I have mentioned several times that I have this fanatical obsession with airplanes and the sky before but as of today I remembered yet another one.

Since before I could remember, I have always had this drawing, passionate fancy for the water. Give me a swimming pool, a lake, the ocean-- I'm easygoing as long as it is deep enough that I can submerge myself without touching the bottom.

I remember seven years ago the first time we went to the Big Island of Hawaii; we stayed in this condo called the Vista Waikoloa and was it of marvellous proportions. The whole room was decked out in beach-y patterns of flowers and palm fronds with wicker furniture and light, sandy, pastel colours bedecking the walls and materials. While it wasn't anything that the Queen would relish, it didn't matter-- who honestly spends large, sound chunks of time indoors while in Hawaii?

I remember the pool.

Again, it wasn't anything that would be beyond words (try the Hilton Waikoloa-- now there is a place that I am considering for my future Honeymoon... maybe we'll get lots of people to pitch in?) but what popped out the most profoundly was the stark perfection when it comes to the typical imagery on the word 'paradise'.


Generally when you see or hear either someone describing a picture of paradise or clap eyes on a situation yourself, there is generally water, palm trees, deep and clear blue skies, fluffy white clouds that pose no threat to rain and flawless white sand beaches. You can always seem to picture yourself in your future with your loved one walking down that sand, hand-in-hand with sandals in grasp and the dream-envoking smell of suntan lotion permeating the salty air about you.









Everything is saturated with sun and warmth, salt and brine and the glorious humidity that seeps deep into your pores that leave traces of health and beauty days after you return back home to reality.

It was this that stood out while in that pool. I remember one day seven years ago when I was floating on my back in this pool.

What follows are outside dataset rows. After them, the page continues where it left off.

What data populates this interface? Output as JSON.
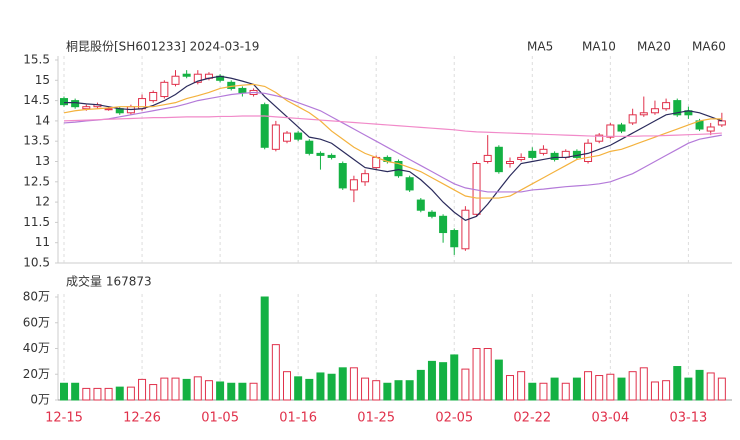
{
  "chart_data": [
    {
      "type": "candlestick",
      "title": "桐昆股份[SH601233] 2024-03-19",
      "up_color": "#e0314b",
      "down_color": "#14b143",
      "ylim": [
        10.5,
        15.5
      ],
      "yticks": [
        15.5,
        15,
        14.5,
        14,
        13.5,
        13,
        12.5,
        12,
        11.5,
        11,
        10.5
      ],
      "open": [
        14.55,
        14.5,
        14.3,
        14.35,
        14.3,
        14.3,
        14.2,
        14.3,
        14.5,
        14.6,
        14.9,
        15.15,
        14.95,
        15.05,
        15.1,
        14.95,
        14.8,
        14.65,
        14.4,
        13.3,
        13.5,
        13.7,
        13.5,
        13.2,
        13.15,
        12.95,
        12.3,
        12.5,
        12.85,
        13.1,
        13.0,
        12.6,
        12.05,
        11.75,
        11.65,
        11.3,
        10.85,
        11.7,
        13.0,
        13.35,
        12.95,
        13.05,
        13.25,
        13.2,
        13.2,
        13.1,
        13.25,
        13.0,
        13.5,
        13.6,
        13.9,
        13.95,
        14.15,
        14.2,
        14.3,
        14.5,
        14.25,
        14.0,
        13.75,
        13.9
      ],
      "high": [
        14.6,
        14.55,
        14.4,
        14.45,
        14.35,
        14.35,
        14.4,
        14.65,
        14.75,
        15.0,
        15.25,
        15.25,
        15.25,
        15.2,
        15.15,
        15.0,
        14.85,
        14.8,
        14.45,
        14.0,
        13.75,
        13.75,
        13.55,
        13.25,
        13.2,
        13.0,
        12.65,
        12.8,
        13.15,
        13.15,
        13.05,
        12.65,
        12.1,
        11.8,
        11.7,
        11.35,
        11.9,
        13.0,
        13.65,
        13.4,
        13.1,
        13.2,
        13.35,
        13.4,
        13.25,
        13.3,
        13.3,
        13.55,
        13.7,
        13.95,
        13.95,
        14.3,
        14.6,
        14.5,
        14.55,
        14.55,
        14.35,
        14.05,
        13.95,
        14.2
      ],
      "low": [
        14.35,
        14.3,
        14.25,
        14.3,
        14.25,
        14.15,
        14.15,
        14.25,
        14.45,
        14.55,
        14.85,
        15.05,
        14.9,
        15.0,
        14.95,
        14.75,
        14.6,
        14.6,
        13.3,
        13.25,
        13.45,
        13.5,
        13.15,
        12.8,
        13.05,
        12.3,
        12.0,
        12.4,
        12.8,
        12.95,
        12.6,
        12.25,
        11.75,
        11.6,
        11.0,
        10.7,
        10.8,
        11.65,
        12.95,
        12.7,
        12.85,
        13.0,
        13.05,
        13.15,
        13.0,
        13.05,
        13.05,
        12.95,
        13.45,
        13.55,
        13.7,
        13.9,
        14.1,
        14.15,
        14.25,
        14.1,
        14.05,
        13.75,
        13.65,
        13.85
      ],
      "close": [
        14.4,
        14.35,
        14.35,
        14.4,
        14.3,
        14.2,
        14.35,
        14.55,
        14.7,
        14.95,
        15.1,
        15.1,
        15.15,
        15.15,
        15.0,
        14.8,
        14.7,
        14.75,
        13.35,
        13.9,
        13.7,
        13.55,
        13.2,
        13.15,
        13.1,
        12.35,
        12.55,
        12.7,
        13.1,
        13.0,
        12.65,
        12.3,
        11.8,
        11.65,
        11.25,
        10.9,
        11.8,
        12.95,
        13.15,
        12.75,
        13.0,
        13.1,
        13.1,
        13.3,
        13.05,
        13.25,
        13.1,
        13.45,
        13.65,
        13.9,
        13.75,
        14.15,
        14.2,
        14.3,
        14.45,
        14.15,
        14.15,
        13.8,
        13.85,
        14.0
      ],
      "series": [
        {
          "name": "MA5",
          "color": "#2b2b5c",
          "values": [
            14.45,
            14.45,
            14.42,
            14.4,
            14.35,
            14.3,
            14.28,
            14.3,
            14.38,
            14.5,
            14.65,
            14.85,
            14.98,
            15.05,
            15.1,
            15.05,
            14.98,
            14.9,
            14.6,
            14.35,
            14.1,
            13.85,
            13.6,
            13.55,
            13.45,
            13.25,
            13.05,
            12.85,
            12.8,
            12.75,
            12.8,
            12.75,
            12.55,
            12.3,
            12.0,
            11.75,
            11.55,
            11.65,
            11.95,
            12.3,
            12.65,
            12.95,
            13.0,
            13.05,
            13.1,
            13.1,
            13.15,
            13.2,
            13.3,
            13.4,
            13.55,
            13.7,
            13.85,
            14.0,
            14.15,
            14.2,
            14.25,
            14.2,
            14.1,
            14.0
          ]
        },
        {
          "name": "MA10",
          "color": "#f4b23e",
          "values": [
            14.2,
            14.25,
            14.28,
            14.3,
            14.32,
            14.35,
            14.35,
            14.35,
            14.35,
            14.4,
            14.45,
            14.55,
            14.62,
            14.7,
            14.8,
            14.85,
            14.88,
            14.9,
            14.85,
            14.7,
            14.5,
            14.35,
            14.2,
            14.0,
            13.75,
            13.55,
            13.35,
            13.2,
            13.1,
            13.0,
            12.95,
            12.85,
            12.75,
            12.6,
            12.45,
            12.3,
            12.15,
            12.1,
            12.1,
            12.1,
            12.15,
            12.3,
            12.45,
            12.6,
            12.75,
            12.9,
            13.05,
            13.1,
            13.15,
            13.25,
            13.3,
            13.4,
            13.5,
            13.6,
            13.7,
            13.8,
            13.9,
            14.0,
            14.05,
            14.05
          ]
        },
        {
          "name": "MA20",
          "color": "#b47ad9",
          "values": [
            13.95,
            13.97,
            14.0,
            14.02,
            14.05,
            14.1,
            14.15,
            14.2,
            14.25,
            14.3,
            14.35,
            14.42,
            14.5,
            14.55,
            14.6,
            14.65,
            14.68,
            14.7,
            14.68,
            14.62,
            14.55,
            14.45,
            14.35,
            14.25,
            14.1,
            13.95,
            13.8,
            13.65,
            13.5,
            13.35,
            13.2,
            13.05,
            12.9,
            12.75,
            12.6,
            12.45,
            12.35,
            12.3,
            12.25,
            12.25,
            12.25,
            12.25,
            12.3,
            12.32,
            12.35,
            12.38,
            12.4,
            12.42,
            12.45,
            12.5,
            12.6,
            12.7,
            12.85,
            13.0,
            13.15,
            13.3,
            13.45,
            13.55,
            13.6,
            13.65
          ]
        },
        {
          "name": "MA60",
          "color": "#f18ac9",
          "values": [
            14.0,
            14.01,
            14.02,
            14.03,
            14.04,
            14.05,
            14.06,
            14.07,
            14.08,
            14.08,
            14.09,
            14.1,
            14.1,
            14.1,
            14.11,
            14.11,
            14.12,
            14.12,
            14.12,
            14.1,
            14.08,
            14.06,
            14.04,
            14.02,
            14.0,
            13.98,
            13.96,
            13.94,
            13.92,
            13.9,
            13.88,
            13.86,
            13.84,
            13.82,
            13.8,
            13.78,
            13.75,
            13.73,
            13.72,
            13.71,
            13.7,
            13.69,
            13.68,
            13.67,
            13.66,
            13.65,
            13.64,
            13.63,
            13.62,
            13.62,
            13.62,
            13.62,
            13.63,
            13.63,
            13.64,
            13.65,
            13.66,
            13.67,
            13.68,
            13.7
          ]
        }
      ]
    },
    {
      "type": "bar",
      "title": "成交量 167873",
      "categories": [
        "12-15",
        null,
        null,
        null,
        null,
        null,
        null,
        "12-26",
        null,
        null,
        null,
        null,
        null,
        null,
        "01-05",
        null,
        null,
        null,
        null,
        null,
        null,
        "01-16",
        null,
        null,
        null,
        null,
        null,
        null,
        "01-25",
        null,
        null,
        null,
        null,
        null,
        null,
        "02-05",
        null,
        null,
        null,
        null,
        null,
        null,
        "02-22",
        null,
        null,
        null,
        null,
        null,
        null,
        "03-04",
        null,
        null,
        null,
        null,
        null,
        null,
        "03-13",
        null,
        null,
        null
      ],
      "values": [
        13,
        13,
        9,
        9,
        9,
        10,
        10,
        16,
        12,
        17,
        17,
        16,
        18,
        15,
        14,
        13,
        13,
        13,
        80,
        43,
        22,
        18,
        16,
        21,
        20,
        25,
        25,
        17,
        15,
        13,
        15,
        15,
        23,
        30,
        29,
        35,
        24,
        40,
        40,
        31,
        19,
        22,
        13,
        13,
        17,
        13,
        17,
        22,
        19,
        20,
        17,
        22,
        25,
        14,
        15,
        26,
        17,
        23,
        21,
        17
      ],
      "ylim": [
        0,
        80
      ],
      "yticks": [
        {
          "value": 80,
          "label": "80万"
        },
        {
          "value": 60,
          "label": "60万"
        },
        {
          "value": 40,
          "label": "40万"
        },
        {
          "value": 20,
          "label": "20万"
        },
        {
          "value": 0,
          "label": "0万"
        }
      ],
      "grid": true
    }
  ]
}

It was a simple shape cut into simple concrete but the emotion of the situation made it so stark to my memory. As I lay floating with the water holding me aloft, I took a moment away from trying to hold my nose above the liquid and gazed at His glory. Here I was, water lapping at my periphery, this deep sapphire sky with cottony white clouds and palm trees lapping over into my field of view. I sighed, closed my eyes and actually thought


'Now this is what I call paradise'.


Don't ask me how I remember my exact thought-- I have a tendency to keep bits of my past that won't do me much good technically in the future but for creativity it is an endless flow of images and thoughts.




(this is that pool btw)


Today I was reminded of those words.


As I lay floating on my back in the pool at our condo complex out in BC, I gazed up into that same sky as all those years ago. I saw pillowy soft clouds flitting over head (it had been raining all day, this was a beautiful change) but instead of the peace giving palm trees that have worked their way so remarkably into my heart what did I see? Evergreens. Yes, in the screenshot of my memory, Christmas trees now took their place. But I ignored those and peered into the sky.

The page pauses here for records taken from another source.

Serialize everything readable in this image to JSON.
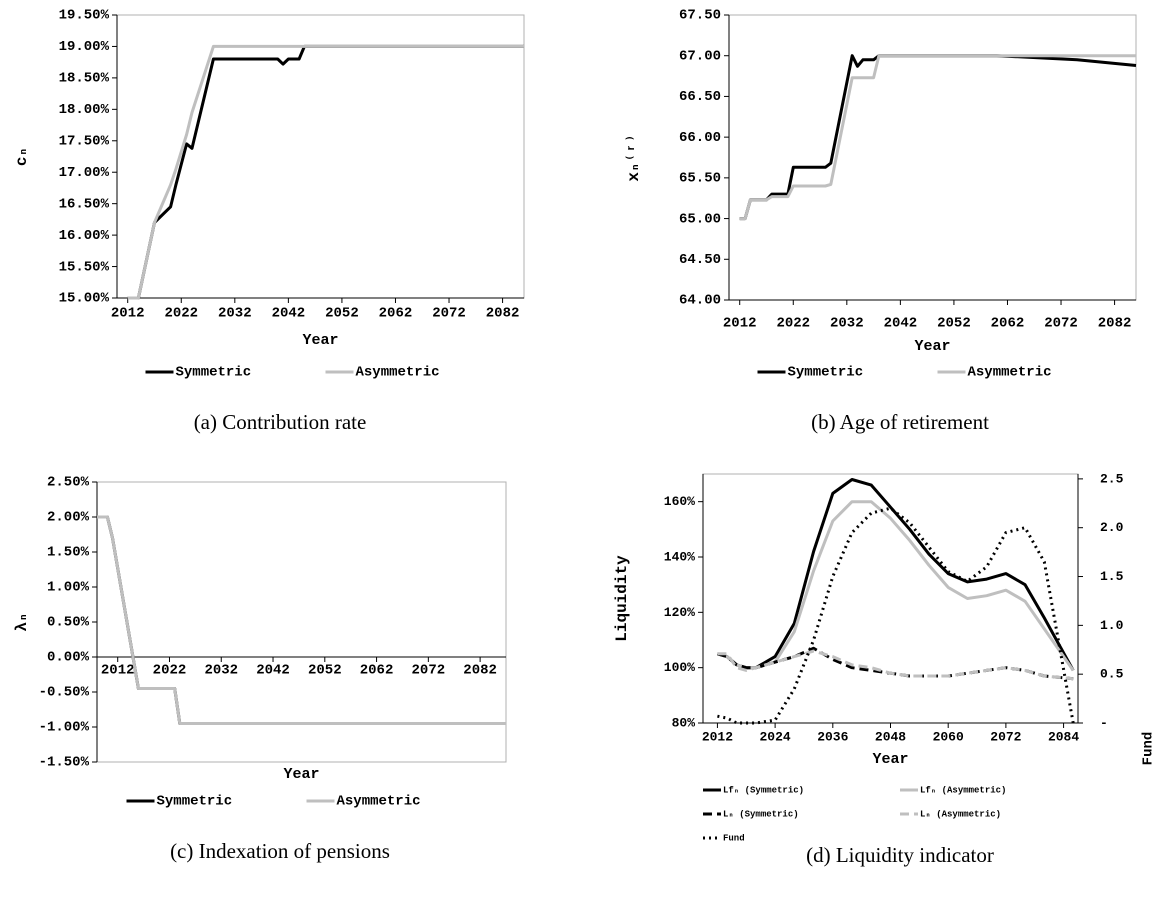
{
  "chart_data": [
    {
      "type": "line",
      "caption": "(a) Contribution rate",
      "xlabel": "Year",
      "ylabel": "cₙ",
      "xlim": [
        2010,
        2086
      ],
      "xticks": [
        2012,
        2022,
        2032,
        2042,
        2052,
        2062,
        2072,
        2082
      ],
      "ylim": [
        15,
        19.5
      ],
      "yticks": [
        {
          "value": 15,
          "label": "15.00%"
        },
        {
          "value": 15.5,
          "label": "15.50%"
        },
        {
          "value": 16,
          "label": "16.00%"
        },
        {
          "value": 16.5,
          "label": "16.50%"
        },
        {
          "value": 17,
          "label": "17.00%"
        },
        {
          "value": 17.5,
          "label": "17.50%"
        },
        {
          "value": 18,
          "label": "18.00%"
        },
        {
          "value": 18.5,
          "label": "18.50%"
        },
        {
          "value": 19,
          "label": "19.00%"
        },
        {
          "value": 19.5,
          "label": "19.50%"
        }
      ],
      "x": [
        2012,
        2014,
        2017,
        2020,
        2021,
        2023,
        2024,
        2028,
        2040,
        2041,
        2042,
        2044,
        2045,
        2086
      ],
      "series": [
        {
          "name": "Symmetric",
          "color": "#000000",
          "style": "solid",
          "values": [
            15,
            15,
            16.2,
            16.45,
            16.8,
            17.45,
            17.38,
            18.8,
            18.8,
            18.72,
            18.8,
            18.8,
            19,
            19
          ]
        },
        {
          "name": "Asymmetric",
          "color": "#bfbfbf",
          "style": "solid",
          "values": [
            15,
            15,
            16.2,
            16.8,
            17.05,
            17.6,
            17.95,
            19,
            19,
            19,
            19,
            19,
            19,
            19
          ]
        }
      ],
      "legend": "bottom"
    },
    {
      "type": "line",
      "caption": "(b) Age of retirement",
      "xlabel": "Year",
      "ylabel": "xₙ⁽ʳ⁾",
      "xlim": [
        2010,
        2086
      ],
      "xticks": [
        2012,
        2022,
        2032,
        2042,
        2052,
        2062,
        2072,
        2082
      ],
      "ylim": [
        64,
        67.5
      ],
      "yticks": [
        {
          "value": 64,
          "label": "64.00"
        },
        {
          "value": 64.5,
          "label": "64.50"
        },
        {
          "value": 65,
          "label": "65.00"
        },
        {
          "value": 65.5,
          "label": "65.50"
        },
        {
          "value": 66,
          "label": "66.00"
        },
        {
          "value": 66.5,
          "label": "66.50"
        },
        {
          "value": 67,
          "label": "67.00"
        },
        {
          "value": 67.5,
          "label": "67.50"
        }
      ],
      "x": [
        2012,
        2013,
        2014,
        2017,
        2018,
        2021,
        2022,
        2028,
        2029,
        2033,
        2034,
        2035,
        2037,
        2038,
        2060,
        2075,
        2086
      ],
      "series": [
        {
          "name": "Symmetric",
          "color": "#000000",
          "style": "solid",
          "values": [
            65,
            65,
            65.23,
            65.23,
            65.3,
            65.3,
            65.63,
            65.63,
            65.68,
            67,
            66.87,
            66.95,
            66.95,
            67,
            67,
            66.95,
            66.88
          ]
        },
        {
          "name": "Asymmetric",
          "color": "#bfbfbf",
          "style": "solid",
          "values": [
            65,
            65,
            65.23,
            65.23,
            65.27,
            65.27,
            65.4,
            65.4,
            65.42,
            66.73,
            66.73,
            66.73,
            66.73,
            67,
            67,
            67,
            67
          ]
        }
      ],
      "legend": "bottom"
    },
    {
      "type": "line",
      "caption": "(c) Indexation of pensions",
      "xlabel": "Year",
      "ylabel": "λₙ",
      "xlim": [
        2008,
        2087
      ],
      "xticks": [
        2012,
        2022,
        2032,
        2042,
        2052,
        2062,
        2072,
        2082
      ],
      "xaxis_crosses": 0,
      "ylim": [
        -1.5,
        2.5
      ],
      "yticks": [
        {
          "value": -1.5,
          "label": "-1.50%"
        },
        {
          "value": -1,
          "label": "-1.00%"
        },
        {
          "value": -0.5,
          "label": "-0.50%"
        },
        {
          "value": 0,
          "label": "0.00%"
        },
        {
          "value": 0.5,
          "label": "0.50%"
        },
        {
          "value": 1,
          "label": "1.00%"
        },
        {
          "value": 1.5,
          "label": "1.50%"
        },
        {
          "value": 2,
          "label": "2.00%"
        },
        {
          "value": 2.5,
          "label": "2.50%"
        }
      ],
      "x": [
        2008,
        2010,
        2011,
        2016,
        2023,
        2024,
        2087
      ],
      "series": [
        {
          "name": "Symmetric",
          "color": "#000000",
          "style": "solid",
          "values": [
            2,
            2,
            1.7,
            -0.45,
            -0.45,
            -0.95,
            -0.95
          ]
        },
        {
          "name": "Asymmetric",
          "color": "#bfbfbf",
          "style": "solid",
          "values": [
            2,
            2,
            1.7,
            -0.45,
            -0.45,
            -0.95,
            -0.95
          ]
        }
      ],
      "legend": "bottom"
    },
    {
      "type": "line",
      "caption": "(d) Liquidity indicator",
      "xlabel": "Year",
      "ylabel": "Liquidity",
      "y2label": "Fund",
      "xlim": [
        2009,
        2087
      ],
      "xticks": [
        2012,
        2024,
        2036,
        2048,
        2060,
        2072,
        2084
      ],
      "ylim": [
        80,
        170
      ],
      "yticks": [
        {
          "value": 80,
          "label": "80%"
        },
        {
          "value": 100,
          "label": "100%"
        },
        {
          "value": 120,
          "label": "120%"
        },
        {
          "value": 140,
          "label": "140%"
        },
        {
          "value": 160,
          "label": "160%"
        }
      ],
      "y2lim": [
        0,
        2.55
      ],
      "y2ticks": [
        {
          "value": 0,
          "label": "-"
        },
        0.5,
        {
          "value": 1,
          "label": "1.0"
        },
        1.5,
        {
          "value": 2,
          "label": "2.0"
        },
        2.5
      ],
      "x": [
        2012,
        2014,
        2016,
        2018,
        2020,
        2024,
        2028,
        2032,
        2036,
        2040,
        2044,
        2048,
        2052,
        2056,
        2060,
        2064,
        2068,
        2072,
        2076,
        2080,
        2086
      ],
      "series": [
        {
          "name": "Lfₙ (Symmetric)",
          "color": "#000000",
          "style": "solid",
          "values": [
            105,
            104,
            101,
            100,
            100,
            104,
            116,
            142,
            163,
            168,
            166,
            158,
            150,
            141,
            134,
            131,
            132,
            134,
            130,
            118,
            99
          ]
        },
        {
          "name": "Lfₙ (Asymmetric)",
          "color": "#bfbfbf",
          "style": "solid",
          "values": [
            105,
            104,
            101,
            100,
            100,
            102,
            113,
            135,
            153,
            160,
            160,
            154,
            146,
            137,
            129,
            125,
            126,
            128,
            124,
            114,
            99
          ]
        },
        {
          "name": "Lₙ (Symmetric)",
          "color": "#000000",
          "style": "dashed",
          "values": [
            105,
            104,
            101,
            100,
            100,
            102,
            104,
            107,
            103,
            100,
            99,
            98,
            97,
            97,
            97,
            98,
            99,
            100,
            99,
            97,
            96
          ]
        },
        {
          "name": "Lₙ (Asymmetric)",
          "color": "#bfbfbf",
          "style": "dashed",
          "values": [
            105,
            105,
            100,
            99,
            100,
            102,
            104,
            106,
            104,
            101,
            100,
            98,
            97,
            97,
            97,
            98,
            99,
            100,
            99,
            97,
            96
          ]
        },
        {
          "name": "Fund",
          "color": "#000000",
          "style": "dotted",
          "axis": "y2",
          "values": [
            0.07,
            0.05,
            0,
            0,
            0,
            0.03,
            0.35,
            0.85,
            1.5,
            1.95,
            2.15,
            2.2,
            2.05,
            1.8,
            1.55,
            1.45,
            1.6,
            1.95,
            2.0,
            1.65,
            0
          ]
        }
      ],
      "legend": "bottom"
    }
  ]
}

I borrowed my brothers goggles, strapped them on, plugged my nose (after over 15 years of swimming, I still need my nose plugged for this. Gravity does not agree with water in this case) and let my air out, submerging me.


As I lay floating on my back underwater, I was able to see the clouds and sky from beneath the surface, watching bubbles crest as they made their way past my face. Though this is still an image of paradise, different words were on my lips.

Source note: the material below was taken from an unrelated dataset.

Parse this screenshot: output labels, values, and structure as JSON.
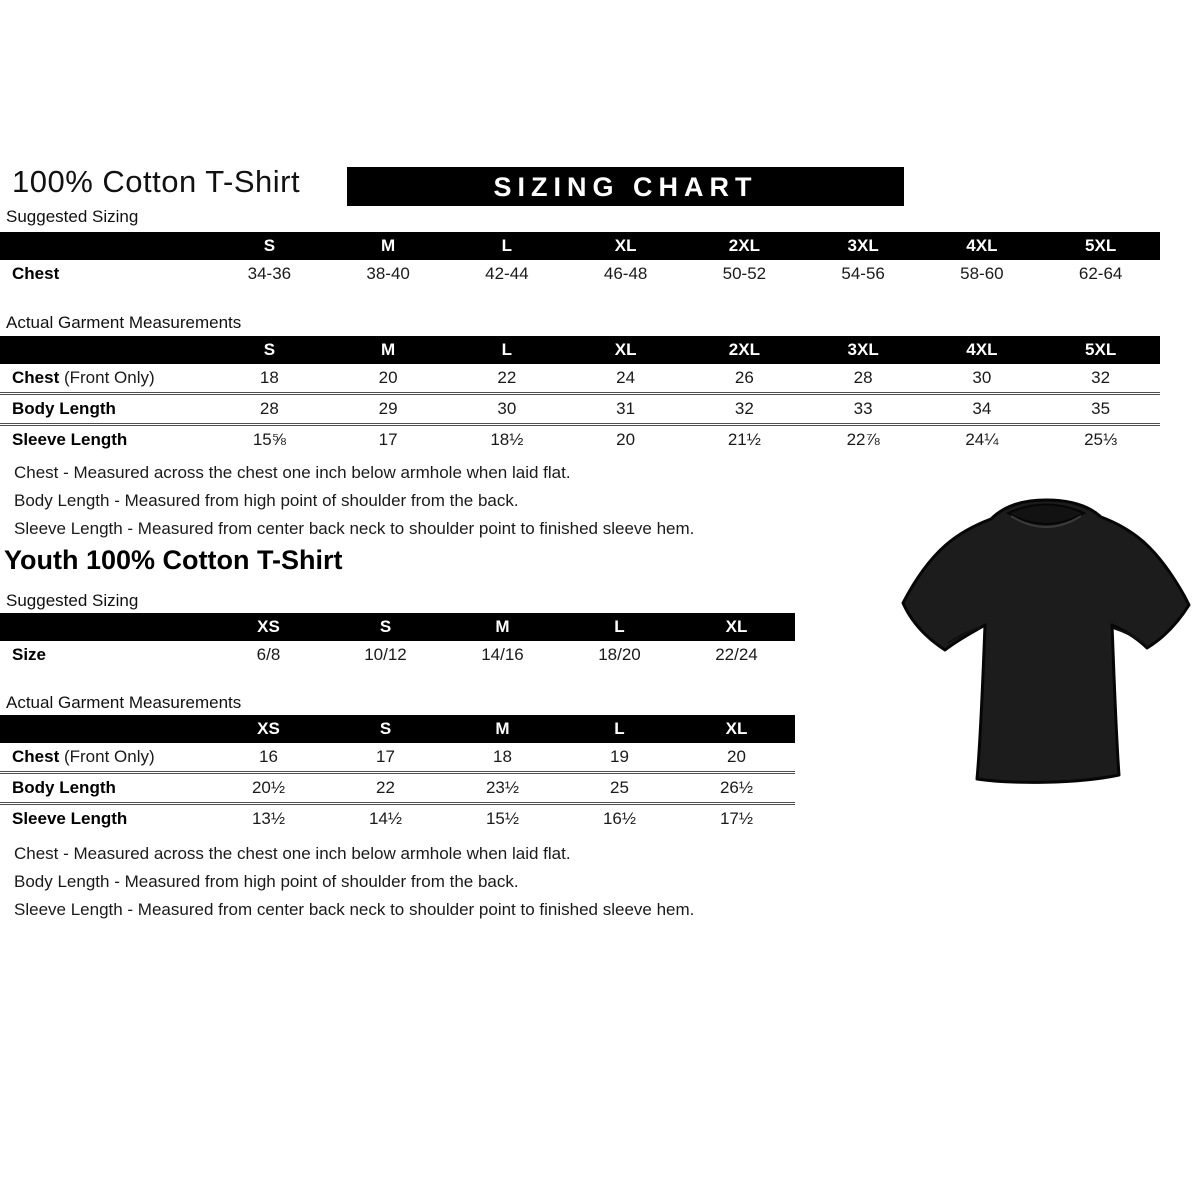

'The beauty of your majesty awakes my soul to sing'.






(Just for the heck of it, this is the song that I remember listening to on the drive to Hapuna beach every time we drove the Queen Kaahumanu highway. Keep in mind that I was 12... and no, I did not listen to Drake Bell regularly, nor did I think him remotely attractive. I liked the chord progression. Please don't think any less of me. Gracias)






Comments

  1. I am the same way. The water is crucial to my survival.